Today, we have the loons in Outer Wingnuttia squawking about it - and they aren't happy at all.
I'll let Mr. Hooper over at the Good As You blog take apart the pathetic attempt at spin from Exodus.
NARTH, on the other hand delivered some whoppers in their press release.
Unfortunately, however, the report reflects a very strong confirmation bias; that is, the task force reflected virtually no ideological diversity. No APA member who offers reorientation therapy was allowed to join the task force.
Oh dear, apparently NARTH's all upset because nobody "from their team" was on the task force. I think this tells us a great deal about NARTH's approach to research. Good research is impartial. That is to say, it is evidence based, not rooted in political ideology.
The APA report doesn't make any statements without citing what research those statements are based on. There's a lot of a research that they reviewed from NARTH's Nicolosi, Byrd and others - in addition to all the other material they reviewed.
They selected and interpreted studies that fit within their innate and immutable view. For example, they omitted the Jones and Yarhouse study, the Karten study, and only gave cursory attention to the Spitzer study.
Ummm...bullfeathers. Spitzer's work is cited multiple times through the document, as is work by E. Karten. Similarly, the Jones & Yarhouse study from 2007 is in fact cited in the bibliography. NARTH can't even be bothered to read the documents they are criticizing!
In a fit of complete irony, Mark Yarhouse served as one of the scholarly reviewers of this study.
Further, the APA report actually takes the time to explain the problems with reports like Jones & Yarhouse, or Spitzer come to that:
65 A published study that appeared in the grey literature in 2007 (Jones & Yarhouse, 2007) has been described by SOCE advocates and its authors as having successfully addressed many of the methodological problems that affect other recent studies, specifically the lack of prospective research. The study is a convenience sample of self-referred populations from religious self-help groups. The authors claim to have found a positive effect for some study respondents in different goals such as decreasing same-sex sexual attractions, increasing other-sex attractions, and maintaining celibacy. However, upon close examination, the methodological problems described in Chapter 3 (our critique of recent studies) are characteristic of this work, most notably the absence of a control or comparison group and the threats to internal, external, construct, and statistical validity. Best-practice analytical techniques were not performed in the study, and there are significant deficiencies in the analysis of longitudinal data, use of statistical measures, and choice of assessment measures. The authors’ claim of finding change in sexual orientation is unpersuasive due to their study’s methodological problems.
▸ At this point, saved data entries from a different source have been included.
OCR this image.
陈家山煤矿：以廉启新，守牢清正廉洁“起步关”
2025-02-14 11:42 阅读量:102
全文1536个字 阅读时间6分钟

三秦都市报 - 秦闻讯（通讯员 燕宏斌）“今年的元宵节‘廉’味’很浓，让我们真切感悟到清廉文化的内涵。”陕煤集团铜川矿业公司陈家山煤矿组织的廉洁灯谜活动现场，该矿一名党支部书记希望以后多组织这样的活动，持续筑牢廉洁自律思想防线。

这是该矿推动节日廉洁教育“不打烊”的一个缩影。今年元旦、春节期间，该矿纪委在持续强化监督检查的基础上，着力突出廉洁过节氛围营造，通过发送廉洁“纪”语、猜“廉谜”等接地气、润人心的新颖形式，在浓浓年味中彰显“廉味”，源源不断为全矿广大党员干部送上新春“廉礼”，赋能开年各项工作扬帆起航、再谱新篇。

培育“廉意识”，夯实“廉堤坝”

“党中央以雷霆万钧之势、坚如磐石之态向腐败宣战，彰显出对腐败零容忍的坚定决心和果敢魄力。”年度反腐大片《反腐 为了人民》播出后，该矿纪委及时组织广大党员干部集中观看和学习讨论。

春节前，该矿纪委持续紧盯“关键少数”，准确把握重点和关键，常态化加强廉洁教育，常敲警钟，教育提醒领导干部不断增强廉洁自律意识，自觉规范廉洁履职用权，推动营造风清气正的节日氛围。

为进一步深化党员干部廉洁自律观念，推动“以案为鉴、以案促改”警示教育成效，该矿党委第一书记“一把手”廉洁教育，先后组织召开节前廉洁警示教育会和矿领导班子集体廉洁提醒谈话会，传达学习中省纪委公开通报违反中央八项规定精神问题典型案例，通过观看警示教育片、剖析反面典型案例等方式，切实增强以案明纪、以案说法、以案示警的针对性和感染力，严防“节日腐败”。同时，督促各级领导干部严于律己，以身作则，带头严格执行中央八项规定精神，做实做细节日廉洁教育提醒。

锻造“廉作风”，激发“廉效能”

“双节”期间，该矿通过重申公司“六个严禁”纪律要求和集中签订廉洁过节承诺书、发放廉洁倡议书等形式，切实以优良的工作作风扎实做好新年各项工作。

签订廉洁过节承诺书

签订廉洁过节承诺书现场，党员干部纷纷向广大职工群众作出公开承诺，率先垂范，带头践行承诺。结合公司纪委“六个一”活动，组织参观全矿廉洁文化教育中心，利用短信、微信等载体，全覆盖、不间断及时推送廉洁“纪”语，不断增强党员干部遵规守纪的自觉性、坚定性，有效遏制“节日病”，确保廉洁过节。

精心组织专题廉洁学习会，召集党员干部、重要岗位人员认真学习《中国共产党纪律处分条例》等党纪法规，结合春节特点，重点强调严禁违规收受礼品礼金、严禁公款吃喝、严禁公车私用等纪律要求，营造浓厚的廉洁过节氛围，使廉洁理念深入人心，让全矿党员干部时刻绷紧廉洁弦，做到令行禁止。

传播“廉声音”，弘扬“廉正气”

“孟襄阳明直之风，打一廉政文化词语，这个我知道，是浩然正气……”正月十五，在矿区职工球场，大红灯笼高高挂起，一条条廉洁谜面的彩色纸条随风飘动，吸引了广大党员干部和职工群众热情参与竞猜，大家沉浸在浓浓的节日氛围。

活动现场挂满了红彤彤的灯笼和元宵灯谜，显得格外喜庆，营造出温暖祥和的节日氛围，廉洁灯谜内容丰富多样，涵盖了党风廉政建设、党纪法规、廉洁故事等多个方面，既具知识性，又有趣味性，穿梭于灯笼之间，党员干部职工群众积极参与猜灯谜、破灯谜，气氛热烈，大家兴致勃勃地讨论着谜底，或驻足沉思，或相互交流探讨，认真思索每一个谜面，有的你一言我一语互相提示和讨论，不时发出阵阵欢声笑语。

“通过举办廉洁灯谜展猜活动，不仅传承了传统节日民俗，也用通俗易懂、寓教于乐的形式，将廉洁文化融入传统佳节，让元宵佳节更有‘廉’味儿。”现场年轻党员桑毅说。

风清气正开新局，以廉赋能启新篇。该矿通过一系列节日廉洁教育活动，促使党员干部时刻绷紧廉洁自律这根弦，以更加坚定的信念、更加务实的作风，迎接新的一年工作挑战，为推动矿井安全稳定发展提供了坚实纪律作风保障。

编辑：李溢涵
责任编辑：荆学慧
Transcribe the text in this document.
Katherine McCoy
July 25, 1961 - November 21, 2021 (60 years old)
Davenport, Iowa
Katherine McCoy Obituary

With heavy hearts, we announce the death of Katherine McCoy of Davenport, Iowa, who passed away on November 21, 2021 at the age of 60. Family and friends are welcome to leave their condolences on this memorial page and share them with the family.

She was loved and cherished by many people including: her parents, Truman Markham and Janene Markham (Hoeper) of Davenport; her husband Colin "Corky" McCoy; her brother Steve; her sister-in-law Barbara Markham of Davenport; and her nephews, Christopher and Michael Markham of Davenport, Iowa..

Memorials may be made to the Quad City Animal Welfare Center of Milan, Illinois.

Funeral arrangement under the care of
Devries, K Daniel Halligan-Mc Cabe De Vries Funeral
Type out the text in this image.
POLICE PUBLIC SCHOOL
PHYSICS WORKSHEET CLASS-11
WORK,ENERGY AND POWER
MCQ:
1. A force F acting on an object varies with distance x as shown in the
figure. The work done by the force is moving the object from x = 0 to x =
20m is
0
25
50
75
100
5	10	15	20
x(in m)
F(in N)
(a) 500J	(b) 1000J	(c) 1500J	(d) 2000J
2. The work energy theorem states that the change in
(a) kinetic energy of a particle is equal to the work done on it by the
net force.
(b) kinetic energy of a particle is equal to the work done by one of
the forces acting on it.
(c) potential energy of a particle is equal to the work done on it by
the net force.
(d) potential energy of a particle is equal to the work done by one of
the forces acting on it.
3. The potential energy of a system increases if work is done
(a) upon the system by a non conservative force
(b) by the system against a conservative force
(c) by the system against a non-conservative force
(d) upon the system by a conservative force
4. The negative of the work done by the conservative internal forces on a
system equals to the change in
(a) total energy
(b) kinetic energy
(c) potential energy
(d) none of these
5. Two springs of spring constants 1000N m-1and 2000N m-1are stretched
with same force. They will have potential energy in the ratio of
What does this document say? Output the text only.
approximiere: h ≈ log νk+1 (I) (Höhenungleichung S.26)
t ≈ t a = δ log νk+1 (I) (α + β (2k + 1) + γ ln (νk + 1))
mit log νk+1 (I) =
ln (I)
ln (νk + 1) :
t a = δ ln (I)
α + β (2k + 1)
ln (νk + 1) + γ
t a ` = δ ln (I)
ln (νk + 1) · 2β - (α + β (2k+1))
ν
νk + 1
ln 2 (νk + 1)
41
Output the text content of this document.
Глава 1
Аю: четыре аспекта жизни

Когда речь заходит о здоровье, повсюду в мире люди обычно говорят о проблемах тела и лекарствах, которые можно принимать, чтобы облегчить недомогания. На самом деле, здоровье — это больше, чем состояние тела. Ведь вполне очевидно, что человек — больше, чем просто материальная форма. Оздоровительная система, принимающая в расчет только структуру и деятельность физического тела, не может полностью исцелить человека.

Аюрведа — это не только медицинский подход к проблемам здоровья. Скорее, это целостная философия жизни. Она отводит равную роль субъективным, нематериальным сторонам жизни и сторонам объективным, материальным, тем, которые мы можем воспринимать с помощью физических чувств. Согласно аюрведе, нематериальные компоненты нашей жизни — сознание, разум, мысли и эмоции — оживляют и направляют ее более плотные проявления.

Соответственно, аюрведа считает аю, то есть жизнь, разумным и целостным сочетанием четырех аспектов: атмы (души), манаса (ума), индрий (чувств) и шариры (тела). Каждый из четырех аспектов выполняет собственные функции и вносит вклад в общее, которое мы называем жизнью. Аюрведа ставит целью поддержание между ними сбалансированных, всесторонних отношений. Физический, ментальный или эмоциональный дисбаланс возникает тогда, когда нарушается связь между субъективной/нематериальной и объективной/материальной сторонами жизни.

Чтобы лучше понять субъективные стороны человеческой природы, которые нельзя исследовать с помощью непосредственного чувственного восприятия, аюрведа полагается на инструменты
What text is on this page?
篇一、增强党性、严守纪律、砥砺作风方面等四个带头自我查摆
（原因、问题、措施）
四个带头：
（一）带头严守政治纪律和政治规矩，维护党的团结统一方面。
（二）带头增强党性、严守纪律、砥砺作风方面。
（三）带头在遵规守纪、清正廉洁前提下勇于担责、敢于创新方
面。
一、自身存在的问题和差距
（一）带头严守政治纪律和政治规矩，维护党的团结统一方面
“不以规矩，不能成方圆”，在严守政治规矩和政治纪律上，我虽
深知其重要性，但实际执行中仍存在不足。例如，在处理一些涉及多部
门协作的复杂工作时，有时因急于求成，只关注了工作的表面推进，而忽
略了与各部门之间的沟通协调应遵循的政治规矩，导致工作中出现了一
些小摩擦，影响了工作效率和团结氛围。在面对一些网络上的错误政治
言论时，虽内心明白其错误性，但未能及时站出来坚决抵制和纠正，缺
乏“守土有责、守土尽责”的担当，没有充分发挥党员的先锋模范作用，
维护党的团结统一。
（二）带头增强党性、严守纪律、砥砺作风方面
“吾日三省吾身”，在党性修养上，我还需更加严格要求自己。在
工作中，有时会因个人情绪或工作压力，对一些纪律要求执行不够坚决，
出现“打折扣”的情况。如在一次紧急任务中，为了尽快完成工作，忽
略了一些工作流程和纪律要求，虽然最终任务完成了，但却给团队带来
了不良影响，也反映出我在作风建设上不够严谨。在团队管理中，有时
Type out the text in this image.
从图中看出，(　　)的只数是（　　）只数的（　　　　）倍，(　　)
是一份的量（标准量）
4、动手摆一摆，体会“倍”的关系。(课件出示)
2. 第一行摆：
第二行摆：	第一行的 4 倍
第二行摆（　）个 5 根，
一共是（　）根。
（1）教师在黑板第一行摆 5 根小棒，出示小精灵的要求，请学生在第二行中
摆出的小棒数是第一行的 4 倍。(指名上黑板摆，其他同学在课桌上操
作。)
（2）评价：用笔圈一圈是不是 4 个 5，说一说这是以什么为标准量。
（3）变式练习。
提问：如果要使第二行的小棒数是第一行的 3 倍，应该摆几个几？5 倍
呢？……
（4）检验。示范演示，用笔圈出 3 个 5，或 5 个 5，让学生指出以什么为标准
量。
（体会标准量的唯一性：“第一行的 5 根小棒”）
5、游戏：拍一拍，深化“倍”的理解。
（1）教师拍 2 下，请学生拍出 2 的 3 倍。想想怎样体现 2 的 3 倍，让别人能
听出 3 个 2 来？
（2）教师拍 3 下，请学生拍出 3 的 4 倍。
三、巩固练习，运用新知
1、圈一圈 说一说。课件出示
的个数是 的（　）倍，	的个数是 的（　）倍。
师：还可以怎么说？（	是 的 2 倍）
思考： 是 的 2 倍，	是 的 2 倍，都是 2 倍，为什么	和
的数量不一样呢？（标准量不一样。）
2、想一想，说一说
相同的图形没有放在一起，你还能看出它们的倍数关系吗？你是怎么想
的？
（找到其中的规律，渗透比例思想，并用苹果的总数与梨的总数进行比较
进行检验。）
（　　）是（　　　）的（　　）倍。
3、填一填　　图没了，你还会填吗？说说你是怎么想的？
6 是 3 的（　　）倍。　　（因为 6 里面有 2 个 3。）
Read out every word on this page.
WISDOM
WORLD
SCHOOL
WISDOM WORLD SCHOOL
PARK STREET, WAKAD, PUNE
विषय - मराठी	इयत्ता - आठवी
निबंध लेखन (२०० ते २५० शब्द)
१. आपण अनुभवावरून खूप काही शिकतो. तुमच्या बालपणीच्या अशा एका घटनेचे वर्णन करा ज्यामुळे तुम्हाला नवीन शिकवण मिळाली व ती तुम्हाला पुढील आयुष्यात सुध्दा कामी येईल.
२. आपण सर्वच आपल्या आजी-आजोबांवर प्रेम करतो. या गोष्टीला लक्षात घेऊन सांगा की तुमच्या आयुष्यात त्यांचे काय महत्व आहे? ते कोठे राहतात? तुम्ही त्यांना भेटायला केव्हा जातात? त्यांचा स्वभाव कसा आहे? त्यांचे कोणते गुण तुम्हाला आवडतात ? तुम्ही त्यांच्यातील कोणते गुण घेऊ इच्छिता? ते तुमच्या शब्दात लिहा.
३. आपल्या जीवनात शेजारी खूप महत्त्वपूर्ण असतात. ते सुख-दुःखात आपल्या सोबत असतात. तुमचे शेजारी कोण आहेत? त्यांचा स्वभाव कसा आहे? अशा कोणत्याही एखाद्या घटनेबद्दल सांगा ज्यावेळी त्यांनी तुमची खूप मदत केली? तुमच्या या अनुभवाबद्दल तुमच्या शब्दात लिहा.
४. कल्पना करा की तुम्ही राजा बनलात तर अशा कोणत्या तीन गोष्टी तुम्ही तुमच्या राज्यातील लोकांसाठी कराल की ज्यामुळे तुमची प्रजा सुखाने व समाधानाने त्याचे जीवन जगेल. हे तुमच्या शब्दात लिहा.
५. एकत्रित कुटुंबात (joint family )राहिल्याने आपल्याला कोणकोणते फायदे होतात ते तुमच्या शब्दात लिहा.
Then NARTH goes on to try and spin the issue of Reparative Therapy causing serious harm to clients:
We believe the report indirectly supports the findings published in the current Journal of Human Sexuality that reveal no significant ill-effects of therapy. Further, if some clients are dissatisfied with the therapeutic outcome, as in therapy for other issues, the possibility for dissatisfaction appears to be outweighed by the potential gains.
The Journal of Human Sexuality? Oh NARTH's Journal of Human Sexuality - their in-house vanity journal. Somehow, I'm not thinking that this is exactly seen as a high value journal outside of NARTH's membership. As Ex Gay Watch points out, the study NARTH is referring to is flawed from the start - and its authors have admitted as much.
I find it deeply troubling that NARTH simply tries to dismiss the prospect of psychological harm experienced by clients of Reparative Therapy dismissively as "dissatisfaction".
The APA report is much more honest about the issue, and state the following:
We concluded that research on SOCE (psychotherapy, mutual self-help groups, religious techniques) has not answered basic questions of whether it is safe or effective and for whom. Any future research should conform to best-practice standards for the design of efficacy research. Additionally, research into harm and safety is essential.
In short, the APA is saying that the research done into various attempts to change one's sexual orientation is so limited, and flawed, that it neither refutes nor substantiates claims of harm.
The problem that groups like NARTH face is that their "research" is simply not credible when you hold it up to scrutiny.